Monday, March 14, 2016

Blog Post #8 - Complicated writing

This week, I decided to write about Professor Fleming's article about "Coming Down From the Clouds". For those interested, the article can be found here:
http://chronicle.com/article/Coming-Down-From-the-Clouds-/235581/ 

I could not agree more with this article. As someone with a unique writing style (I often opt with descriptive writing), I usually get two reactions from professors: "What is this? You can't write like this in a paper!" or "I love your writing style."

I do not know if my writing style stems from my "creative" phase (I wrote A LOT of poetry and stories) during my high school, but I know it carried over to my academic writing when I arrived in university.

That said, every time I read an academic paper or article, I get bored after the first two pages. The language is overly complicated and always theoretical. Trust me, I have no problem with abstract thinking, but using terms like an "edgeless cube" to say "sphere" is unnecessary. Frankly, the subject matter could be astronomy or technology, but if it requires a PhD. in Linguistics and astrophysics to understand, I will get bored.

This semester, I have a class with Professor Patricia Palulis.

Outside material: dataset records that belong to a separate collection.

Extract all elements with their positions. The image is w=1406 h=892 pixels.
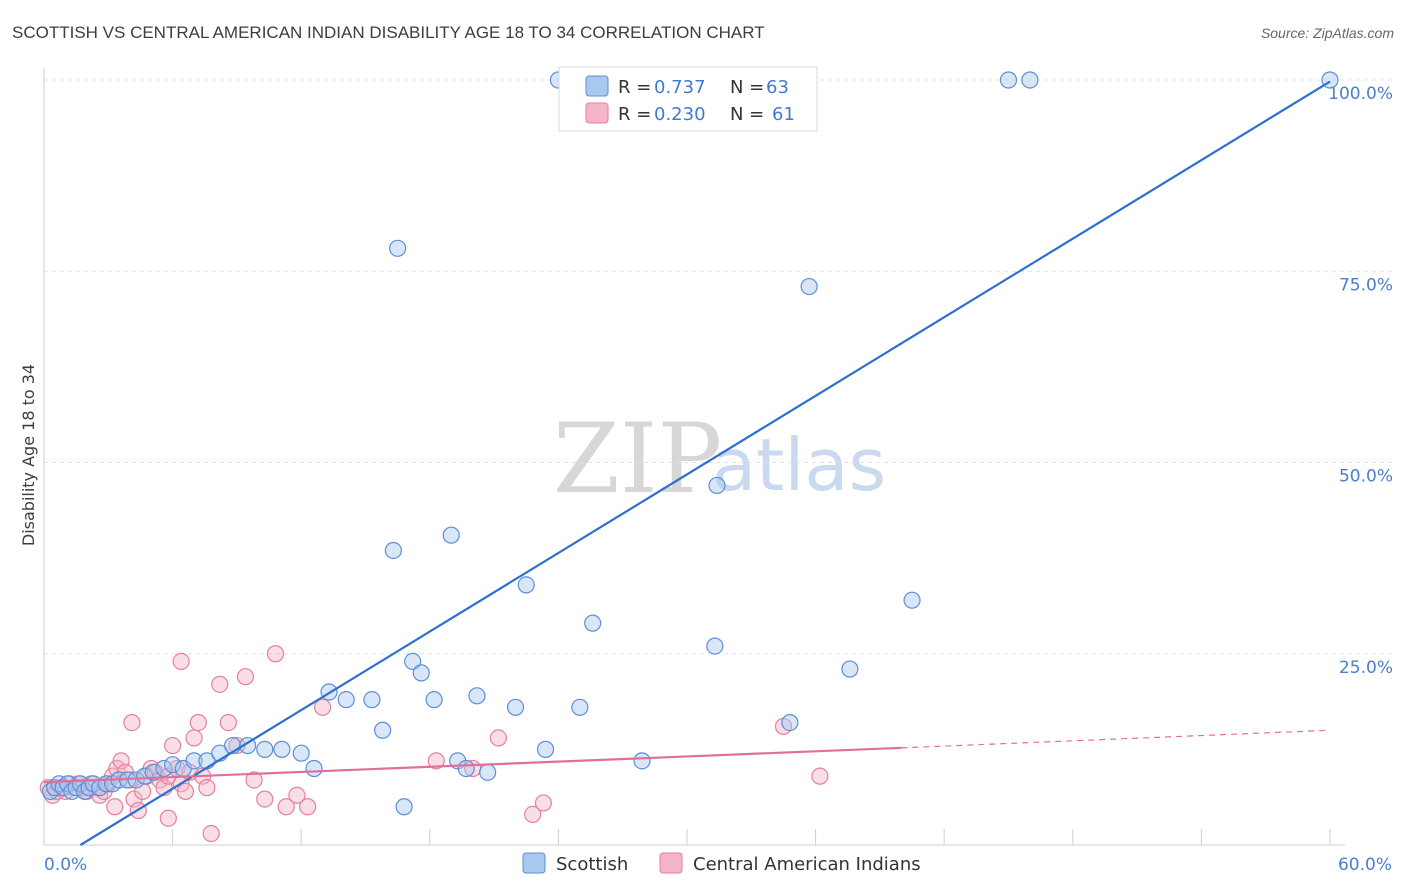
cai-point-35 (189, 713, 207, 732)
scottish-point-36 (395, 798, 413, 816)
scottish-point-45 (536, 740, 555, 758)
bottom-legend-swatch-scottish (522, 852, 546, 874)
y-tick-labels: 25.0% 50.0% 75.0% 100.0% (1328, 84, 1393, 678)
legend-n-label-cai: N = (730, 104, 764, 125)
cai-point-29 (164, 736, 182, 755)
trend-line-cai (43, 746, 902, 784)
series-central-american-indians-points (39, 645, 829, 843)
cai-point-45 (266, 645, 285, 663)
scottish-point-18 (144, 763, 162, 781)
cai-point-51 (172, 652, 190, 671)
scottish-point-54 (903, 591, 921, 609)
scottish-point-46 (571, 698, 589, 716)
cai-point-37 (198, 779, 216, 797)
scottish-point-55 (389, 239, 407, 257)
cai-point-46 (277, 798, 295, 816)
scottish-point-37 (404, 652, 422, 671)
cai-point-34 (185, 729, 203, 747)
scottish-point-43 (479, 763, 497, 781)
series-legend: Scottish Central American Indians (522, 852, 921, 875)
y-tick-label-3: 100.0% (1328, 84, 1393, 104)
scottish-point-17 (136, 767, 154, 785)
scottish-point-42 (468, 687, 486, 705)
legend-r-value-cai: 0.230 (654, 104, 706, 125)
trend-line-cai-extension (901, 729, 1331, 749)
legend-swatch-scottish (585, 75, 609, 97)
scottish-point-56 (442, 526, 460, 544)
bottom-legend-swatch-cai (659, 852, 683, 874)
scottish-point-60 (999, 71, 1018, 89)
scottish-point-41 (457, 759, 475, 778)
cai-point-57 (524, 805, 542, 824)
chart-title: SCOTTISH VS CENTRAL AMERICAN INDIAN DISA… (12, 23, 765, 42)
cai-point-50 (159, 809, 177, 827)
cai-point-56 (489, 729, 507, 747)
y-axis-label: Disability Age 18 to 34 (19, 364, 38, 546)
scottish-point-44 (506, 698, 525, 716)
y-tick-label-1: 50.0% (1339, 467, 1393, 487)
scottish-point-27 (256, 740, 274, 758)
cai-point-40 (219, 713, 237, 732)
cai-point-47 (288, 786, 306, 804)
scottish-point-33 (363, 691, 381, 709)
cai-point-44 (256, 790, 274, 808)
scottish-point-61 (1021, 71, 1039, 89)
scottish-point-47 (584, 614, 602, 632)
scottish-point-57 (517, 576, 535, 594)
scottish-point-32 (337, 691, 355, 709)
cai-point-32 (176, 782, 195, 801)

Some of the assigned articles are "different" (by academia standards). Some authors wrote papers in the form of memoirs or flat out stories. I loved them. I read them from title page to the very last period. Were they less intelligent because they weren't written in "academic style"? Absolutely not. The message was well conveyed, and their research were well presented.

So why do we have to make things overly complicated? If researchers want their knowledge to be known (and applied) by the general public, make your text simpler. By no means am I saying the general public cannot understand the language, but I think it would be easier to bring attention to your research and keep readers interested.

1 comment:

Unknown said...

Great comment!

I take Pat`s classes as much as I can, the selected readings for her courses are certainly a walk in the clouds in themselves. I have to note though that some are not so easy to understand, especially the ones with concepts, like: positioning and de-positioning, spaceless and hybrid places, etc. I would call our interactions at that class as creativity generative; and the students` presentations should be filmed and broadcast to a wider audience.